The STATE OF JAIPUR, which takes its name from the city, has a total area of 15,579 sq. m. Pop. (1901), 2,658,666, showing a decrease of 6% in the decade. The estimated revenue is £430,000, and the tribute £27,000. The centre of the state is a sandy and barren plain 1,600 ft. above sea-level, bounded on the E. by ranges of hills running north and south. On the N. and W. it is bounded by a broken chain of hills, an offshoot of the Aravalli mountains, beyond which lies the sandy desert of Rajputana. The soil is generally sandy. The hills are more or less covered with jungle trees, of no value except for fuel. Towards the S. and E. the soil becomes more fertile. Salt is largely manufactured and exported from the Sambhar lake, which is worked by the government of India under an arrangement with the states of Jaipur and Jodhpur. It yields salt of a very high quality. The state is traversed by the Rajputana railway, with branches to Agra and Delhi.
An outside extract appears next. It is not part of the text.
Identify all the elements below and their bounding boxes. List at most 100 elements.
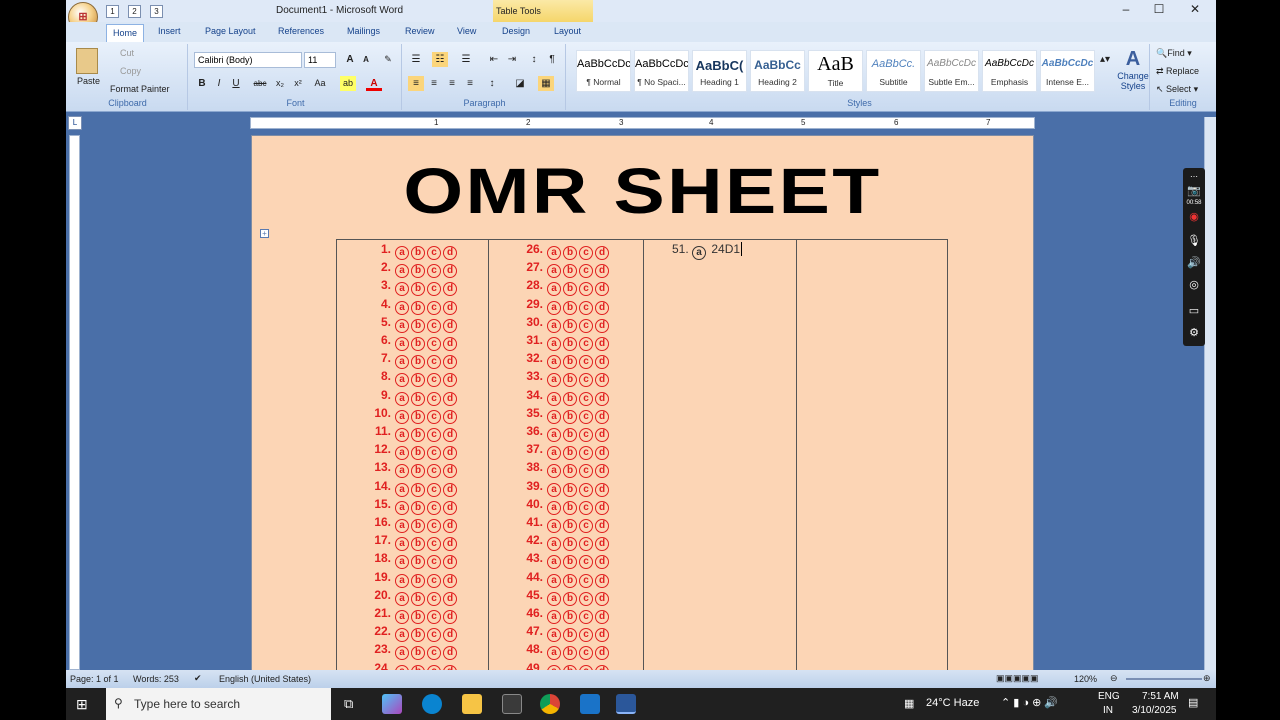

The maharaja of Jaipur belongs to the Kachwaha clan of Rajputs, claiming descent from Rama, king of Ajodhya. The state is said to have been founded about 1128 by Dhula Rai, from Gwalior, who with his Kachwahas is said to have absorbed or driven out the petty chiefs. The Jaipur house furnished to the Moguls some of their most distinguished generals. Among them were Man Singh, who fought in Orissa and Assam; Jai Singh, commonly known by his imperial title of Mirza Raja, whose name appears in all the wars of Aurangzeb in the Deccan; and Jai Singh II., or Sawai Jai Singh, the famous mathematician and astronomer, and the founder of Jaipur city. Towards the end of the 18th century the Jats of Bharatpur and the chief of Alwar each annexed a portion of the territory of Jaipur. By the end of the century the state was in great confusion, distracted by internal broils and impoverished by the exactions of the Mahrattas. The disputes between the chiefs of Jaipur and Jodhpur had brought both states to the verge of ruin, and Amir Khan with the Pindaris was exhausting the country. By a treaty in 1818 the protection of the British was extended to Jaipur and an annual tribute fixed. In 1835 there was a serious disturbance in the city, after which the British government took measures to insist upon order and to reform the administration as well as to support its effective action; and the state has gradually become well-governed and prosperous. During the Mutiny of 1857 the maharaja assisted the British in every way that lay in his power. Maharaja Madho Singh, G.C.S.I., G.C.V.O., was born in 1861, and succeeded in 1882. He is distinguished for his enlightened administration and his patronage of art. He was one of the princes who visited England at the time of King Edward's coronation in 1902. It was he who started and endowed with a donation of 15 lakhs, afterwards increased to 20 lakhs, of rupees (£133,000) the "Indian People's Famine Fund." The Jaipur imperial service transport corps saw service in the Chitral and Tirah campaigns.